Figure 3.8: Combined image results from a mobile device with Sony IMX363 sensor (f/1.9
3.94mm) in low light (1 lux). At the left (a) is the original image captured (1/10 sec. ISO
9600). In the middle (b) we have an FPGA processed result (1/10sec. ISO 3200, 8 frames).
Finally, on the right side (c), the output of the FPGA accelerator is shown (1/10sec. ISO 3200,
15 frames). Clearly the output result (c) is very acute, bright and crisp.

3.2

Optimized Multimodal Approaches

As the need for intelligent, real-time decision-making grows, the focus expands

beyond preprocessing to encompass sophisticated AI models capable of running

on edge devices.

Edge computing refers to processing data at or near the

source of data generation, reducing latency and bandwidth usage compared to

centralized data centers. This shift necessitates models that are both powerful

and optimized for the limited computational resources typical of edge devices.

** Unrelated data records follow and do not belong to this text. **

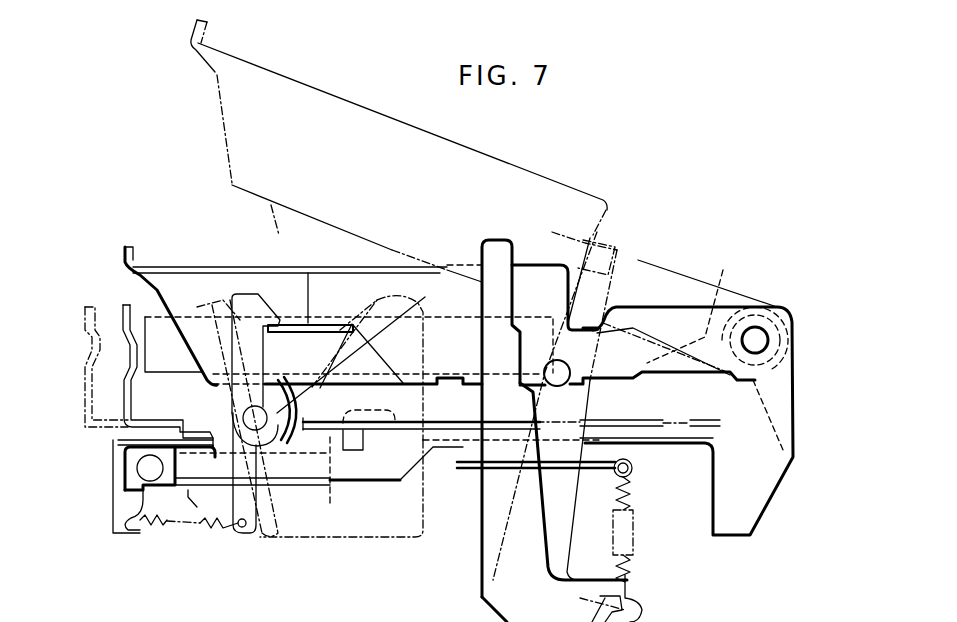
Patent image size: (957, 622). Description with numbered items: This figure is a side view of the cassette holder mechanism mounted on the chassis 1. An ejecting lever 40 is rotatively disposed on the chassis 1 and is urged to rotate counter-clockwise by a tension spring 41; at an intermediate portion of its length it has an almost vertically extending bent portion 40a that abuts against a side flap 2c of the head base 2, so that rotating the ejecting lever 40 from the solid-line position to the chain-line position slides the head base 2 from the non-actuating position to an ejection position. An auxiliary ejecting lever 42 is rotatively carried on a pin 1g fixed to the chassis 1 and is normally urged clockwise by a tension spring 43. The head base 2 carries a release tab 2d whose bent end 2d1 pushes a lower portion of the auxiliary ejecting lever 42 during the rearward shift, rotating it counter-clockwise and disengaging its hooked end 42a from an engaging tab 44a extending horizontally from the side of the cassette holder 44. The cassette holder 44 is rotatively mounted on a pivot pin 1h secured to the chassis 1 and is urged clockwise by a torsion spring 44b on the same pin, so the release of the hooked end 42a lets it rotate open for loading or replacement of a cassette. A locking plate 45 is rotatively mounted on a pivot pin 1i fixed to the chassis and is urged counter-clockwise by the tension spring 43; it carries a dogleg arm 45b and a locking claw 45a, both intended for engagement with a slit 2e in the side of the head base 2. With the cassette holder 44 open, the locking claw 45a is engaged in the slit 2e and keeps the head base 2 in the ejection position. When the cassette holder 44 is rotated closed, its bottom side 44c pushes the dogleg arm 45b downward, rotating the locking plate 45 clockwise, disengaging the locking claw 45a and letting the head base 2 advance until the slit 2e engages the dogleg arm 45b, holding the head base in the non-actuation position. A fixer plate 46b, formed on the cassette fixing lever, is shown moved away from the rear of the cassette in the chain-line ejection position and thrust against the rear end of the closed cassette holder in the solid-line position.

The chassis 1 is at (453, 277).
The pivot pin 1h is at (768, 338).
The pivot pin 1i is at (148, 468).
The pin 1g is at (250, 416).
The head base 2 is at (620, 418).
The side flap 2c is at (582, 380).
The release tab 2d is at (368, 475).
The bent end 2d1 is at (197, 507).
The slit 2e is at (343, 422).
The ejecting lever 40 is at (520, 240).
The bent portion 40a is at (533, 395).
The tension spring 41 is at (635, 540).
The auxiliary ejecting lever 42 is at (232, 350).
The hooked end 42a is at (262, 308).
The tension spring 43 is at (180, 523).
The cassette holder 44 is at (257, 267).
The engaging tab 44a is at (300, 333).
The torsion spring 44b is at (717, 290).
The bottom side 44c is at (403, 383).
The locking plate 45 is at (300, 483).
The locking claw 45a is at (335, 483).
The dogleg arm 45b is at (360, 372).
The fixer plate 46b is at (123, 322).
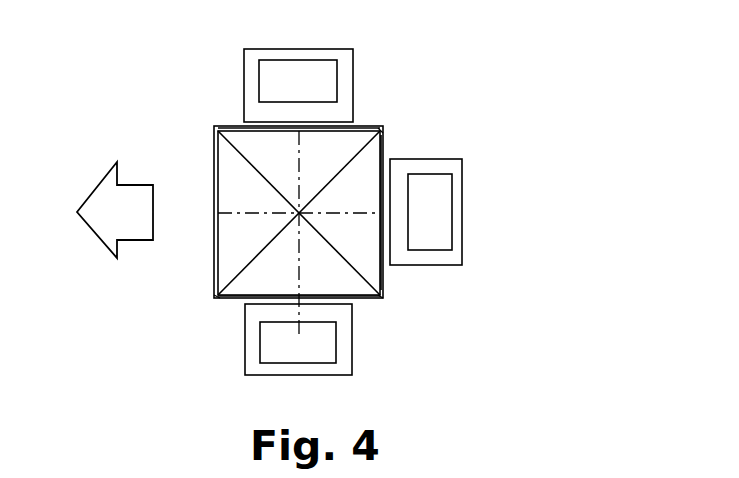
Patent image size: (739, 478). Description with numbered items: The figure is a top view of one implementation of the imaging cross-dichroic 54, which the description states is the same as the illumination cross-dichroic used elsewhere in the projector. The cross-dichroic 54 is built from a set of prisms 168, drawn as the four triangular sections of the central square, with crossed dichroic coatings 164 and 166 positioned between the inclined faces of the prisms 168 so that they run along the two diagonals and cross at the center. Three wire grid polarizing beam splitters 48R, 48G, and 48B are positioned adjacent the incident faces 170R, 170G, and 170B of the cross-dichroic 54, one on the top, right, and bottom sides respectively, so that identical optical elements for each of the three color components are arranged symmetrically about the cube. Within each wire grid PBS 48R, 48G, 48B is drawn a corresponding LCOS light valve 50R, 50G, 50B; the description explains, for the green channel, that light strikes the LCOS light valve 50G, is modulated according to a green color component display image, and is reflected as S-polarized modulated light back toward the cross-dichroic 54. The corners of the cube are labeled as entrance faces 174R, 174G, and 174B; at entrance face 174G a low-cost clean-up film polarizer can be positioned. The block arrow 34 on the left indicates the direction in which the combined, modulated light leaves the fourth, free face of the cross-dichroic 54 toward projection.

In this section, we will explore highly optimized AI approaches, stemmed from

our design methodology, in the domain of activity recognition, abnormal event

detection, object detection and facial identification. These AI models feature a

novel multimodal design employing different fusion levels and techniques to

exploit the complementary data captured by a wide range of sensors.

3.2.1

Multimodal Stream Classification

Real-world data is rarely confined to a single modality. Images, audio, and

other sensor data often coexist, offering complementary insights into complex

phenomena. Multimodal stream classification addresses the need to analyze and

interpret this diverse data holistically. By integrating information from multiple

modalities, we can unlock a deeper understanding of events, behaviors, and

patterns that would remain hidden when considering each modality in isolation.